[prev in list] [next in list] [prev in thread] [next in thread] 

List:       xfree-i18n
Subject:    [I18n]Re: on using locale-dependent libc converters in xterm
From:       Markus Kuhn <Markus.Kuhn () cl ! cam ! ac ! uk>
Date:       2001-02-21 12:25:59
[Download RAW message or body]

Tomohiro KUBOTA wrote on 2001-02-21 11:04 UTC:
> There are two ways to develop LC_CTYPE-locale-dependent softwares.
> One is using wide characters and so on, as you said.  Another way
> is to adopt some specific encoding (like UCS-4) as an internal
> encoding and use setlocale(), nl_langinfo(), and iconv() for every
> I/O.  Since Xterm had Unicode support, it is much easier to take the
> latter way.

Hm, that was not the original plan when we put in the UTF-8 support. The
original plan was that the UTF-8 decoder and anything else related to
UTF-8 will be removed again as soon as libc and libX11 provide the
proper locale-dependent equivalents, and to count on wchar_t = UCS
via __STDC_ISO_10646__.

> Well, evolution of softwares is sometimes accidental.

Mostly because development moves from person to person and often the
next developers looks at the previous developer's quick temporary hacks
(such as our UTF-8 code) and accepts it as the permanent god-given
solution. Happens all the time in our backwards compatible world
unfortunately.

When we put UTF-8 encoders/decoders/keysym-converters into xterm over a
year ago, that was only because glibc didn't have UTF-8 locales and
libX11 didn't have them either. Both is now fixed for the major XFree86
platform as well as for the major commercial Unices.

I very much would like to see xterm becoming a shining example of how to
properly use the now available proper locale-dependent UCS and UTF-8
support infrastructure in the standard libraries, and not a bag of
operational but less pleasant temporary hacks with setlocale(),
nl_langinfo(), and iconv(). I want application programmers to get the
message "We can rely on the UCS/UTF-8 locale support, because xterm does
so as well."

> There are no ways to know which
> character is "combining" or "bidi", though wcwidth() can be used
> for detect "doublewidth".  Note that XTerm must be portable and
> we cannot assume wchar_t is UCS-4.  This is true only for Glibc.
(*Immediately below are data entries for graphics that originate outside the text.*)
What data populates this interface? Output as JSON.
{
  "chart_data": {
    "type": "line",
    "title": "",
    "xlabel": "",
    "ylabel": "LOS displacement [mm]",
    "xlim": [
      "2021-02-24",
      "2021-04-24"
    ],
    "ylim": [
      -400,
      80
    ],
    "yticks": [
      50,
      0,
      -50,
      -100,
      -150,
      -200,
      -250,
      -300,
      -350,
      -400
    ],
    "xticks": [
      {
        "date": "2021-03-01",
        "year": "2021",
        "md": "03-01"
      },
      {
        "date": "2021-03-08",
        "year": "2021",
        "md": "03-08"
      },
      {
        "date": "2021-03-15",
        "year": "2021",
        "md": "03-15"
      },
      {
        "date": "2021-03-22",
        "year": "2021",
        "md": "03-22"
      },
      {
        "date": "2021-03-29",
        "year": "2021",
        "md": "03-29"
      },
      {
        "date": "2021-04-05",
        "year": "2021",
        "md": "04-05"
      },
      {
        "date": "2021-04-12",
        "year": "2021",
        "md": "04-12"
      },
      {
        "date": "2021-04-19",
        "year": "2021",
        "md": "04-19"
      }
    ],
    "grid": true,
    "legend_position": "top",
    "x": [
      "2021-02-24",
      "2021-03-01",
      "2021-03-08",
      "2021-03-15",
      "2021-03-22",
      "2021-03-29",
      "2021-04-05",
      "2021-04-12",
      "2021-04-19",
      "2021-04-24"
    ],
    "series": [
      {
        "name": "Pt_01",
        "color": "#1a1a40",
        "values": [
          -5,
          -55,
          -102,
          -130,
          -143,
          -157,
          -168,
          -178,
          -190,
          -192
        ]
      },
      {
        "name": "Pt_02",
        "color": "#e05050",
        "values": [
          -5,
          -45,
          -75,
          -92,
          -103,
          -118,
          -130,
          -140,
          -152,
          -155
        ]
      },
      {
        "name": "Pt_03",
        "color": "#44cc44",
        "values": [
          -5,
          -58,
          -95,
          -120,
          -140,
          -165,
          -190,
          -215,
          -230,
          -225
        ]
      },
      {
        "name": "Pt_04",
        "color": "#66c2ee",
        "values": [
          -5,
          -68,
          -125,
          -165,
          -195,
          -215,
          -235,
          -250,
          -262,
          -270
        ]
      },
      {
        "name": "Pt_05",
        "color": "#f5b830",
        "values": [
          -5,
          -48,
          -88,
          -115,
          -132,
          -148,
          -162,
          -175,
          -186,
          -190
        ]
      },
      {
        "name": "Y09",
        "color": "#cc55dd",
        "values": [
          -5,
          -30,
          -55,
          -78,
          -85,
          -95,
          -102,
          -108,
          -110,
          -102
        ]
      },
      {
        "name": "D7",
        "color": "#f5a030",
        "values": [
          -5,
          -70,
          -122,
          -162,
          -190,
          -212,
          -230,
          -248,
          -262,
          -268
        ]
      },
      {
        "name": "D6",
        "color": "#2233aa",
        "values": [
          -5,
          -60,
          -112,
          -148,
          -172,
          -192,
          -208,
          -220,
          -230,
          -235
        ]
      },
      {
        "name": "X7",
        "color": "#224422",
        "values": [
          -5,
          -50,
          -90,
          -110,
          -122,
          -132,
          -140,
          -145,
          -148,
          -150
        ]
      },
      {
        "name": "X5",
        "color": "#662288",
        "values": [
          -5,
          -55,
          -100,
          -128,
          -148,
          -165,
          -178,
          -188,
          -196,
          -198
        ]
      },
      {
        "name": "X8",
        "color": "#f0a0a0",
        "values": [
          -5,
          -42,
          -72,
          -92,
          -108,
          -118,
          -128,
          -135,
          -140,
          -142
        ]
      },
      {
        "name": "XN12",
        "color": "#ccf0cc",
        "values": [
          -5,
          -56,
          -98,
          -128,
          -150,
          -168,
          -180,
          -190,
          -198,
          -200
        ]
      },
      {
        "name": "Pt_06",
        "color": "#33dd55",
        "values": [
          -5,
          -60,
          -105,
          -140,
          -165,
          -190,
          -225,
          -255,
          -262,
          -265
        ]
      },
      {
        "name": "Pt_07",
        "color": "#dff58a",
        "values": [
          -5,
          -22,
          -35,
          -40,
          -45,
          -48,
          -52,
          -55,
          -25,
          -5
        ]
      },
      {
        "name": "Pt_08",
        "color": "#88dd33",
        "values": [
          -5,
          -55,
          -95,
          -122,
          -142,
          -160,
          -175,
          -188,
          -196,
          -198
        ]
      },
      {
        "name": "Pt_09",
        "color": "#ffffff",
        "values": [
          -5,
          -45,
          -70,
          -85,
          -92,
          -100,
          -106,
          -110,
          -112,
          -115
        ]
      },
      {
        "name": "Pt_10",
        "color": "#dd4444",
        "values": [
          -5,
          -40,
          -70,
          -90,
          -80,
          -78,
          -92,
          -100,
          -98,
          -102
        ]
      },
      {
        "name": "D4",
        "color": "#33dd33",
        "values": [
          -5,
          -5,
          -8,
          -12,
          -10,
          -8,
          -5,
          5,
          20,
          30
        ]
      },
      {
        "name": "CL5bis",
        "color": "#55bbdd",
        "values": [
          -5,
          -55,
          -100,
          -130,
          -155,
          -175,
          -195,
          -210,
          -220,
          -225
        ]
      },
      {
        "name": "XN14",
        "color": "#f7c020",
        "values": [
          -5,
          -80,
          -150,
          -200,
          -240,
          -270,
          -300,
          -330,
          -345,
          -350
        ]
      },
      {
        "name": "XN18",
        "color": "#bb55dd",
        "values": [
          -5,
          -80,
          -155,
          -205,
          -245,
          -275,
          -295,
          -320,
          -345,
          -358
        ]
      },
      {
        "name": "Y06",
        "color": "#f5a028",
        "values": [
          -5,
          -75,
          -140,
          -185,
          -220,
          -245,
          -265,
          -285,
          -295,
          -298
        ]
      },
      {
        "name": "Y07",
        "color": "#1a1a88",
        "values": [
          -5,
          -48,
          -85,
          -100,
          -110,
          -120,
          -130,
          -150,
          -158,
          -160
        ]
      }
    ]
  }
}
We *can* assume that wchar_t = UCS on any C platform which defines the
standard macro __STDC_ISO_10646__ (see §6.10.8 in ISO/IEC 9899:1999).
Glibc 2.2 is just one such platform, and there is little doubt that
eventually most will implement that. It is also perfectly acceptable in
"configure" to make __STDC_ISO_10646__ a prerequisite for OPT_WIDE_CHARS.
That is, OPT_WIDE_CHARS will not be defined unless __STDC_ISO_10646__ is
defined, and then you can assume inside each #ifdef OPT_WIDE_CHARS that
wchar_t = UCS on every system.

I know that FreeBSD currently lags far behind in its i18n support in the
C library. The availability of code (like perhaps xterm) that provides
improved functionality on systems that define __STDC_ISO_10646__ will
certainly stimulate a rapid fix in the FreeBSD community as well.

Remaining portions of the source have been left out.